Unsere andersartigen Bedürfnisse zeigen sich auch in vielen anderen Bereichen. Zertifizierungen, Standardisierungen und Qualitätskontrollen, sofern überhaupt sinnvoll, sehen bei uns ganz anders aus als in der somatischen Medizin. Da die Wahl des eigenen Psychiaters für einen Patienten nicht nur eine ausgesprochen persönliche, sondern oft auch eine entscheidende ist, macht ein Anschluss eines Psychiaters an ein medizinisches Netzwerk nur beschränkt Sinn. Vielleicht ist es zielführend, die schwer kranken psychiatrischen Patienten und allenfalls verordnete Medikamente in einem Nationalen Elektronischen Patientendossier zu erfassen. Doch es ist davon auszugehen, dass eine Mehrzahl unserer Patienten nicht in einem so weitläufig einsehbaren System erfasst werden möchten. Alleine die Tatsache dass solche Fragen von uns Psychiatern kaum diskutiert werden, lässt aufhorchen. Haben wir wirklich den Mut, uns solchen Fragen zu stellen und hernach für die gewonnenen Antworten auch hinzustehen?

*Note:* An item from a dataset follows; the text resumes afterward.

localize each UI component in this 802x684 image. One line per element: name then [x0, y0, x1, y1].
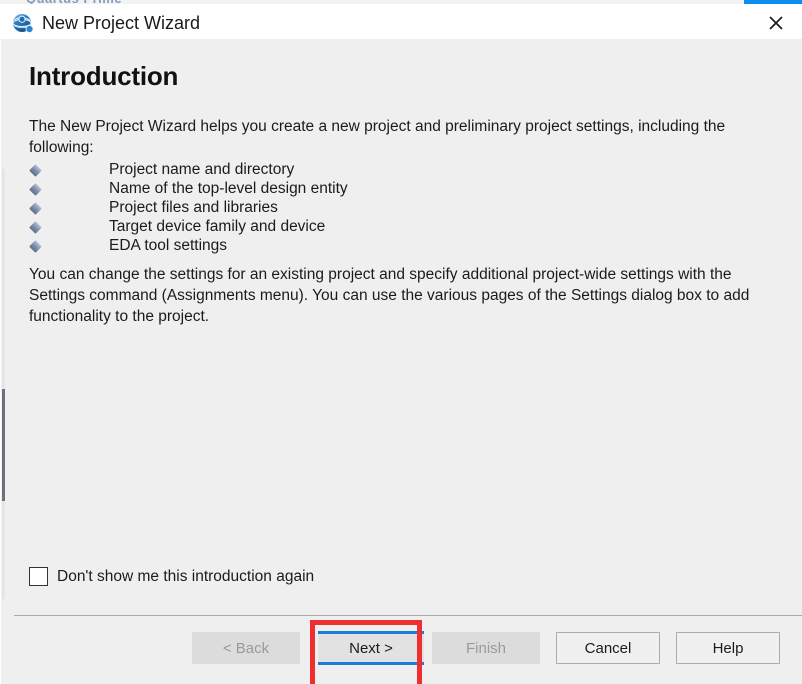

Wer sich für die biologischen Grundlagen unserer Psyche interessiert, studiert heute Neurowissenschaften, wer Psychotherapie machen will, studiert Psychologie. Kein Wunder, dass wir kaum einheimische Psychiater finden, obwohl gerade in diesem Fach der kulturelle Hintergrund besonders wichtig ist. Wozu soll ein junger Akademiker Psychiater werden, wenn einem ein zweifelhafter Ruf und das geringste Einkommen aller Mediziner wartet?
Die Krise der Psychiatrie ist hausgemacht. Imagepflege und gute Kommunikation alleine können daran nichts Substanzielles ändern.
Die Psychiatrie kann vor ihrer Mehrdimensionalität nicht fliehen! Ganz im Gegenteil: Wir müssen endlich lernen, zur Vielschichtigkeit und Widersprüchlichkeit in der Psychiatrie zu stehen und diese auf unsere Fahne schreiben. Diese speziellen Eigenschaften unseres Faches sind kein Makel, sondern dessen Reiz und Schönheit. Wer das Mehrdimensionale, das Vielschichtige und Unabwägbare, das Schwierige und Unfassbare, die Dilemmata liebt und damit arbeiten will, der ist bei uns richtig. Dies zu bejahen, daraus entsteht Stärke!
Und ganz praktisch gesehen: Vielleicht sollte eines unserer nächsten Treffen nicht hinter geschlossen Türen in Plenarsälen sondern auf dem Berner Bundesplatz stattfinden. Doch dazu bräuchte es allerdings eine gewisse Vorbereitung. Gehen wir sie an!
Der Autor gab an, keine potentiellen Interessenskonflikte zu haben.
Dr. med. Urs Dudle
Psychotherapiepraxis Schoffelgasse
Schoffelgasse 3
CH-8001 Zürich
1 Rota F, Studer K. Es ist eine Herkulesaufgabe, das Image der Psychiatrie zu verbessern. Swiss Arch Neurol Psychiatr Psychother. 2022;173:03304. doi: 10.4414/sanp.2022.03304
2 Roland Littlewood. The Lancet. 1991;337. Zitiert nach Paul Hoff: Woher kommen wir, und wer sind wir? Gedanken zur professionellen Identität in Psychiatrie und Psychotherapie, Symposium der Privatklinik Hohenegg vom 06.10.2022.
3 Dudle U. Vorbei mit der Freiheit. Schweizerische Ärztezeitung. 2010;91:43.